I PCB sono substrati sottili realizzati in materiale isolante, rivestiti su uno o entrambi i lati con metallo. L'incisione con acido crea percorsi precisi per i segnali elettrici, mentre i componenti montati in superficie sono saldati sulla scheda.
L'introduzione dei PCB è stata fondamentale nel restringere e irrobustire i circuiti elettronici. La foratura e la saldatura automatizzate consentono l'inserimento di componenti come resistori e condensatori attraverso i fori, garantendo elevata precisione e ripetibilità.
Quasi ogni elettrodomestico contiene un PCB:dai computer, alle stampanti, ai televisori e agli stereo, agli amplificatori di strumenti musicali, agli orologi digitali, ai forni a microonde, alle segreterie telefoniche e persino ai telefoni cellulari.
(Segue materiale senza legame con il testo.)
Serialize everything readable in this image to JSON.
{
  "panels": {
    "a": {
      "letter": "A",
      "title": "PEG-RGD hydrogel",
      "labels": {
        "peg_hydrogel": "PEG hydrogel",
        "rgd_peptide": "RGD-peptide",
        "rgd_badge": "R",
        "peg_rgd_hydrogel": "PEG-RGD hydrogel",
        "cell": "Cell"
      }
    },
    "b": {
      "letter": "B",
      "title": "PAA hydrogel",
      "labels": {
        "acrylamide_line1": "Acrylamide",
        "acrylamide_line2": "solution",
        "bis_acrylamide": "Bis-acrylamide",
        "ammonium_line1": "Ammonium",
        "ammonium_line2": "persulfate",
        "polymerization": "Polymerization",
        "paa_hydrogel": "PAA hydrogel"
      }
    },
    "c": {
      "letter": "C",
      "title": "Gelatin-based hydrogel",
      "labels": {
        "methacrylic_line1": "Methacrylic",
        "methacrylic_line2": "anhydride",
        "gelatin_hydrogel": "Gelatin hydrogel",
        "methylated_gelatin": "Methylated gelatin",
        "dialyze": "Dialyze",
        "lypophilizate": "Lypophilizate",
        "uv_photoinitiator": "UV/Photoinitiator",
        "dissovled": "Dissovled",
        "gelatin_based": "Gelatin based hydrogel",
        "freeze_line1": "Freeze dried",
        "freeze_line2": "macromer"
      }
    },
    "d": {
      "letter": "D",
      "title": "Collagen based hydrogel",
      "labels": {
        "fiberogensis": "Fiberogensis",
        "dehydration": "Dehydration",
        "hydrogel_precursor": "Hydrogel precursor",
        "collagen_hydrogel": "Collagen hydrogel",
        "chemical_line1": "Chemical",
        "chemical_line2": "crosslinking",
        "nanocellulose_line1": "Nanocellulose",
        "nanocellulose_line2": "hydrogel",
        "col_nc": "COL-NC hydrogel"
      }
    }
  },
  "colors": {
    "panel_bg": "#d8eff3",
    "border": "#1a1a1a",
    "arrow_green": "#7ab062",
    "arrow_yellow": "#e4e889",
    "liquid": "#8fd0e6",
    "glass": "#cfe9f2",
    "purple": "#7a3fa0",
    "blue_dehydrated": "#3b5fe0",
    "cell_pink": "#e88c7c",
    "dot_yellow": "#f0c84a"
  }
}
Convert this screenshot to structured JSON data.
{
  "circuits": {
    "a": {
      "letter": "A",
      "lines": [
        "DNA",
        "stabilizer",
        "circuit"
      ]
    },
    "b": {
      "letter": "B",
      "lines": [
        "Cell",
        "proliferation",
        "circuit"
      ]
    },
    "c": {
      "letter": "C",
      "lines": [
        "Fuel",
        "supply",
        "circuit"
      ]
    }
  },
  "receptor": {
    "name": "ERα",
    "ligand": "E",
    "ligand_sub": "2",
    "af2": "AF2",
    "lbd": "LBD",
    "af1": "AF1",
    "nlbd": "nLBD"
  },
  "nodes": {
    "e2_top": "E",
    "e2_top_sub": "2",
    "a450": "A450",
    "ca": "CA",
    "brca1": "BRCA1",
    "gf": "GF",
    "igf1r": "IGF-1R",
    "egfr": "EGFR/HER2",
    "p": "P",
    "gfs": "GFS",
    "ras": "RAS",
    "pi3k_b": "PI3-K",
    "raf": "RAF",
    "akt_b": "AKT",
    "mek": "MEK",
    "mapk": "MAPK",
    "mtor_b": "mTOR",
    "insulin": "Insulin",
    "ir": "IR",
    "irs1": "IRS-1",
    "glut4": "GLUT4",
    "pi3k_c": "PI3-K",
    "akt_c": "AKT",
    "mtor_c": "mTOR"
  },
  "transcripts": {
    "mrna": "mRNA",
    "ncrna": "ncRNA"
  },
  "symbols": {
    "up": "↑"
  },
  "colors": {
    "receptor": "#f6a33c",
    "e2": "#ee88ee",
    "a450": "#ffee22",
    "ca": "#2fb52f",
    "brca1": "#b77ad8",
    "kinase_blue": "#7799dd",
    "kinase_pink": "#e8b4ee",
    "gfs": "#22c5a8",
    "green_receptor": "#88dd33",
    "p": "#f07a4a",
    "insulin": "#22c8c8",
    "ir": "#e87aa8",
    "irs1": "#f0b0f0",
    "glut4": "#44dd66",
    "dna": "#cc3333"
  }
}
La scheda madre è il PCB principale di un computer e ospita la CPU, il chipset e gli slot di memoria. Schede aggiuntive, come moduli RAM, alimentatori, modem e schede grafiche, eseguono attività specializzate all'interno del sistema.
La linea TV Quasar di Motorola è stata pioniera dei PCB rimovibili, consentendo agli utenti di sostituire le schede per riparazioni rapide a domicilio.